ANFQ reflete sobre percurso de 30 anos e evolução nas terapêuticas para Fibrose Quística

ANFQ reflete sobre percurso de 30 anos e evolução nas terapêuticas para Fibrose Quística
ANFQ reflete sobre percurso de 30 anos e evolução nas terapêuticas para Fibrose Quística

A Associação Nacional de Fibrose Quística (ANFQ) assinala 30 anos desde a sua constituição. Um tempo em que desenvolveu uma trabalho ao lado das pessoas com Fibrose Quística e das famílias e cuidadores, e durante esse tempo acompanhou os avanços científicos e terapêuticos que estão a transformar profundamente a realidade da doença.

Os avanços da ciência médica tornou possível que muitas pessoas com Fibrose Quística possam atualmente viver mais e melhor. A ANFQ refere que a evolução dos cuidados e o impacto de novas terapêuticas abriram perspetivas que, há alguns anos, pareciam inalcançáveis.

No entanto, refere a ANFQ, que a evolução continua mas que não chega a todos da mesma forma. Num caso é a própria ciência que se mantém sem solução para algumas mutações raras e ultra-raras que continuam sem resposta eficaz. Noutros casos é o acesso à inovação que não é feito em tempo útil, onde a evolução terapêutica já visível noutros contextos europeus não chega a muitos pacientes.

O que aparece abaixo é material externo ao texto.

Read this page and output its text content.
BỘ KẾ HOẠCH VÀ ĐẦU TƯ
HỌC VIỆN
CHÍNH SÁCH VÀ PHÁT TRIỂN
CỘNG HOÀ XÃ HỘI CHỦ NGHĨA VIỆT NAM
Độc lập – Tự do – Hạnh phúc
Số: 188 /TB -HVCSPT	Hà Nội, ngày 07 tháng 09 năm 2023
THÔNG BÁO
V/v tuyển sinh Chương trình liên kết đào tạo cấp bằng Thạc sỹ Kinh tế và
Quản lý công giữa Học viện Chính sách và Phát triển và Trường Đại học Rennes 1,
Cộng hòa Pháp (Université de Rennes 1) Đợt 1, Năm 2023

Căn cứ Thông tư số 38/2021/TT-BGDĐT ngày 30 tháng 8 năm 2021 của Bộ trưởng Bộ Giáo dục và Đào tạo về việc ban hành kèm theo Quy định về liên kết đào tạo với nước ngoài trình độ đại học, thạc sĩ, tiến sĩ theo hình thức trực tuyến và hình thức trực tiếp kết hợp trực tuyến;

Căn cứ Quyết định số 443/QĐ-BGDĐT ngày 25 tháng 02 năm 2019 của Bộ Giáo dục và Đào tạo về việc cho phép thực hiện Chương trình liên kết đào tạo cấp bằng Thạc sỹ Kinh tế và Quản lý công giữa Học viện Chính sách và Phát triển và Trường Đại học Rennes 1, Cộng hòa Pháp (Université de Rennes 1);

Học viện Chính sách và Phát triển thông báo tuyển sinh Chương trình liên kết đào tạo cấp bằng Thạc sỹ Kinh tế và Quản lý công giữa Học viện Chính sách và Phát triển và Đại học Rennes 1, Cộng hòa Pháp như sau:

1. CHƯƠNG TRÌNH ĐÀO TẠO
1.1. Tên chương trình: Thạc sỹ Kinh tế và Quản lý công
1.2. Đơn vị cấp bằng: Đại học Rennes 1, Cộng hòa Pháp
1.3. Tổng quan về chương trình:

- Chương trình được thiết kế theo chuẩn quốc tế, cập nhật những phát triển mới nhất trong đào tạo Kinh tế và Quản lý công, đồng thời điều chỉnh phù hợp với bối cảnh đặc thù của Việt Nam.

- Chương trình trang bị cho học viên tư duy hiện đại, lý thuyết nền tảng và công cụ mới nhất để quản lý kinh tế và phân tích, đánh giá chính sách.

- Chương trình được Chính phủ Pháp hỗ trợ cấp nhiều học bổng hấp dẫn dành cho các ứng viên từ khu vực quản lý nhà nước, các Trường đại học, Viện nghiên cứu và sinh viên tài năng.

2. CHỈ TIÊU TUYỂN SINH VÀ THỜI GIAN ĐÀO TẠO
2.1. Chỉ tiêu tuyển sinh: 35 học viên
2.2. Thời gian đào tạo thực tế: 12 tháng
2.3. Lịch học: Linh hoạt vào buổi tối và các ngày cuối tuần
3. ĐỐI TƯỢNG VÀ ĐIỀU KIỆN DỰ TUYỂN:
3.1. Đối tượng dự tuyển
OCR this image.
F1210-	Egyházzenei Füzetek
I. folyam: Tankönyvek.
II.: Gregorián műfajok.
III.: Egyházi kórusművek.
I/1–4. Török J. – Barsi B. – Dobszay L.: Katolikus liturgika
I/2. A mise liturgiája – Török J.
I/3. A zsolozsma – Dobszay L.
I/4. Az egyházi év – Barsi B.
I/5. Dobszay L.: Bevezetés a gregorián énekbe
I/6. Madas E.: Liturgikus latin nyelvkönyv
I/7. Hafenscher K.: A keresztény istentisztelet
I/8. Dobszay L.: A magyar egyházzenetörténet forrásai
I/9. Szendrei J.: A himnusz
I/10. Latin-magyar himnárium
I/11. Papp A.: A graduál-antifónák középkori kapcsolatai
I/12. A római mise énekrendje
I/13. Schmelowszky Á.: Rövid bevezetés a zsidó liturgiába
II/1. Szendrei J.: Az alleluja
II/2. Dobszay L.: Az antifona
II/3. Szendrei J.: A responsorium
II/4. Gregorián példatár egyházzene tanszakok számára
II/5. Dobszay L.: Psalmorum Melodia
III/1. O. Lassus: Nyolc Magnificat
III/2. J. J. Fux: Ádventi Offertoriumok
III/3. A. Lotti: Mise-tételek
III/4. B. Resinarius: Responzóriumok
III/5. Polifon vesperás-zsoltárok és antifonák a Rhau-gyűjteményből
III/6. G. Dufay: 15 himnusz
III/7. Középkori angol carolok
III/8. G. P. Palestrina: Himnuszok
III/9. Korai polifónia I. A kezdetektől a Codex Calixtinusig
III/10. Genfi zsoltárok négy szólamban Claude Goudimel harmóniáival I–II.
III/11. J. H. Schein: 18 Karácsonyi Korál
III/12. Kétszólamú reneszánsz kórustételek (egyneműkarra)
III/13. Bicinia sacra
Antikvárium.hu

Assim, a ANFQ alerta que é o momento para uma afirmação, exigência e defesa de uma causa comum.

Celebrar 30 anos da ANFQ é reconhecer o caminho feito, mas também dizer com clareza que esse progresso ainda não chega a todos por igual. Há pessoas com Fibrose Quística que continuam sem resposta terapêutica eficaz, nomeadamente as que têm mutações raras e ultra-raras, e há pessoas transplantadas cujas necessidades clínicas, emocionais e sociais não podem ser esquecidas. O nosso compromisso é claro: numa nova etapa da Fibrose Quística, ninguém pode ficar para trás”, afirmou, citado em comunicado, Paulo Sousa Martins, Presidente da ANFQ.

Para a Associação a nova realidade da Fibrose Quística exige uma resposta mais completa, mais próxima e mais ajustada ao percurso de vida de cada pessoa. Viver mais tempo com a doença traz novos desafios: acesso atempado e equitativo à inovação, acompanhamento ao longo da vida adulta, saúde mental, autonomia, apoio na parentalidade, integração social e profissional e respostas adequadas para quem continua sem opção terapêutica eficaz, para quem vive após transplante e para quem enfrenta necessidades clínicas, emocionais e sociais cada vez mais complexas, ao longo da vida adulta.

Quando a União Europeia pretende reforçar a coordenação na avaliação de tecnologias de saúde, e a Fibrose Quística está, cada vez mais, na equidade e na personalização dos cuidados. A ANFQ considera essencial que Portugal acompanhe a evolução com maior rapidez, previsibilidade e equidade no acesso. Para a Associação os ganhos da inovação só contam verdadeiramente quando chegam às pessoas em tempo útil, sem deixar ninguém para trás.

Queremos uma ANFQ mais próxima, mais participativa e mais forte na representação da comunidade. Isso significa escutar melhor os associados e as famílias, identificar com clareza os desafios que persistem e contribuir, de forma construtiva, mas firme, para respostas mais justas, mais humanas e mais eficazes”, referiu como missão Paulo Sousa Martins.

A Fibrose Quística mudou profundamente e Portugal não pode continuar atrás, quando está em causa o acesso à inovação e o apoio necessário a quem vive com a doença”, acrescentou o responsável da ANFQ.

A ANFQ assume reforçar a sua ação em áreas concretas, como: o apoio à investigação científica, com especial atenção às mutações raras e ultra-raras ainda sem acesso a terapêuticas eficazes; a reabilitação da sede e do apartamento de acolhimento, espaço central do Programa de Fisioterapia; a manutenção e eventual ampliação deste programa; a promoção de workshops e webinars que reforcem a literacia, a partilha de conhecimento e a ligação à comunidade; e a continuidade da TeleAula, em parceria com o Hospital de Santa Maria, em Lisboa.

Mas, ao assinalar 30 anos, a ANFQ indicou que também reafirma o compromisso de continuar a dar voz à comunidade da Fibrose Quística em Portugal, defender respostas mais equitativas, mais próximas e mais alinhadas com a realidade atual da doença em Portugal e na Europa.

Para a ANFQ, e como referiu, celebrar o caminho feito só faz sentido se esse caminho continuar a abrir portas a todos — incluindo quem tem mutações raras, quem vive após transplante e quem continua a enfrentar obstáculos no acesso, no acompanhamento e na qualidade de vida.